O Rio não costuma concentrar redutos de estrangeiros, ao contrário do que ocorre em outras metrópoles. “Por ter um perfil mais agregador, e também porque aqui as colônias não são tão grandes assim, a cidade dilui mais os grupos de estrangeiros”, argumenta o urbanista Carlos Seara, professor da Uerj. São Paulo, por exemplo, concentra sua população de chineses e descendentes no bairro da Liberdade, antigo reduto dos japoneses. Mais de 150?000 pessoas se reúnem na região para comemorar o Ano-Novo chinês, que acontece na noite da primeira lua nova de janeiro. Em outros países é praxe denominar esses distritos de Chinatown, um termo surgido em 1844, em Singapura, na época uma colônia inglesa. Na década seguinte já era conhecido assim o bairro chinês de São Francisco (EUA), o mais antigo do Ocidente. Em dimensão, no entanto, nenhum deles supera o de Nova York. Como é complicado juntar 680?000 chineses em uma só área, a cidade conta com seis Chinatowns espalhadas. A mais tradicional e turística fica no Lower East Side de Manhattan e é considerada a maior do mundo, com 150?000 habitantes.

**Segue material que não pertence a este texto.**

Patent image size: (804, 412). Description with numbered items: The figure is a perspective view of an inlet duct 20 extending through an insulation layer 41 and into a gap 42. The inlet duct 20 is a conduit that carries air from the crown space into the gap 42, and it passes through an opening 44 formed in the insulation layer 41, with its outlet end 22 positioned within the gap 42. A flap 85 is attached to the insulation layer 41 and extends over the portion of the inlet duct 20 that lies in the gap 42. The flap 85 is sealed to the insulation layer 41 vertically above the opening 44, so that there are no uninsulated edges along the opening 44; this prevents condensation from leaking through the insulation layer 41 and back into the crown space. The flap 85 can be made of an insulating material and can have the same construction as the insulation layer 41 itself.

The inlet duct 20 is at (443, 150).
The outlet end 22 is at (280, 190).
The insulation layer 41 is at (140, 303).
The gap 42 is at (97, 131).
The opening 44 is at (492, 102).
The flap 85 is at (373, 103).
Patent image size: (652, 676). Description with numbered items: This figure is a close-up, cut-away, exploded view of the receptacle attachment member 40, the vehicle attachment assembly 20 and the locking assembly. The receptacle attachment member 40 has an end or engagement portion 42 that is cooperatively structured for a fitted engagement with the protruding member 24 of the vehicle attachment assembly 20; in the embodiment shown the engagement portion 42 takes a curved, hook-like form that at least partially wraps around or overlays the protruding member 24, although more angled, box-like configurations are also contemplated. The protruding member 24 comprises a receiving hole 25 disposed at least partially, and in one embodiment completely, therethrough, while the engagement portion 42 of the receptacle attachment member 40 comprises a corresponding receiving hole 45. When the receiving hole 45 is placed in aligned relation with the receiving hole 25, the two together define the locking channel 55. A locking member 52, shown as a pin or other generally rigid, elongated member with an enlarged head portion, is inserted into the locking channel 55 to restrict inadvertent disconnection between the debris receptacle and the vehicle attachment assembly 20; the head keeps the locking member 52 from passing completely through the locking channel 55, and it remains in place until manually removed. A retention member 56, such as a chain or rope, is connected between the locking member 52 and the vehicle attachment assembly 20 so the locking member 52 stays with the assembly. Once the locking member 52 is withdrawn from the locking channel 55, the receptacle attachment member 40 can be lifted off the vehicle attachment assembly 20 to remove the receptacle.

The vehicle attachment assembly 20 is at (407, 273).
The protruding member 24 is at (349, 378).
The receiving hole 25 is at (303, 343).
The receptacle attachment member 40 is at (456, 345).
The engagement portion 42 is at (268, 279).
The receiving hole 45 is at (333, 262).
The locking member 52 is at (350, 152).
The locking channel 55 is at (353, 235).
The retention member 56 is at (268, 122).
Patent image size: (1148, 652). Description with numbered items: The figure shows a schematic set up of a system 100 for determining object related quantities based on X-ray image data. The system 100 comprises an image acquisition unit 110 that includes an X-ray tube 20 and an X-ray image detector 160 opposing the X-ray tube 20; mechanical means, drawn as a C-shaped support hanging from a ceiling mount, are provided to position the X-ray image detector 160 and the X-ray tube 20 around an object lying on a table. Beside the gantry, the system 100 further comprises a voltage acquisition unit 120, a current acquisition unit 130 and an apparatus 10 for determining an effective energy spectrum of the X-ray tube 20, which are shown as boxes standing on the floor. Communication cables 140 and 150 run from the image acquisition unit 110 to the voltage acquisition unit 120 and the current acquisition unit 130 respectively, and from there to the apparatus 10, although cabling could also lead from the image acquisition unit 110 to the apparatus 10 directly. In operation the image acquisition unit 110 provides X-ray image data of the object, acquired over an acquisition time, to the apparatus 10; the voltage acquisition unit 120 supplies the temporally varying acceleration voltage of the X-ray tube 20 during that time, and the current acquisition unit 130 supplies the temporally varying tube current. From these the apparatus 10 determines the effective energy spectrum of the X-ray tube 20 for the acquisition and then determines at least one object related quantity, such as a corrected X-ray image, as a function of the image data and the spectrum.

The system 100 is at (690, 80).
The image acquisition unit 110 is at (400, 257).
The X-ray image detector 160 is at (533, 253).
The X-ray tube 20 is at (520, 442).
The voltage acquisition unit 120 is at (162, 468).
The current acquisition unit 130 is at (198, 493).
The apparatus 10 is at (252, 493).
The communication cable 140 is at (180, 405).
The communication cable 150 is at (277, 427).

Chegados há pouco ao Rio e com muito trabalho pela frente, os imigrantes ainda passam dificuldade em tarefas básicas, como se locomover pela cidade ou fazer um pedido em loja ou restaurante. A maioria não é fluente em inglês, e são raros os que se fazem entender em português. Acostumados à disciplina oriental, eles trabalham tanto que não acham tempo para estudar o idioma. E sofrem com o que dizem ser uma falta de preparo para receber o estrangeiro. “No Aeroporto Santos Dumont não há placas em inglês. A gente fica perdido”, lamenta José Chen Shoutian. Seu compatriota Lucas Yuan Zhihua, diretor de vendas da empresa de eletroeletrônicos Huawei, diagnosticou problemas de outra natureza. Ele reclama que nem sempre se respeita aquilo que é combinado. Isso vale para um simples horário de almoço ou um grande contrato comercial. “Aprendi a estar sempre preparado para alterações de última hora”, diz ele. Como se vê, a colônia já está se habituando ao jeitinho brasileiro.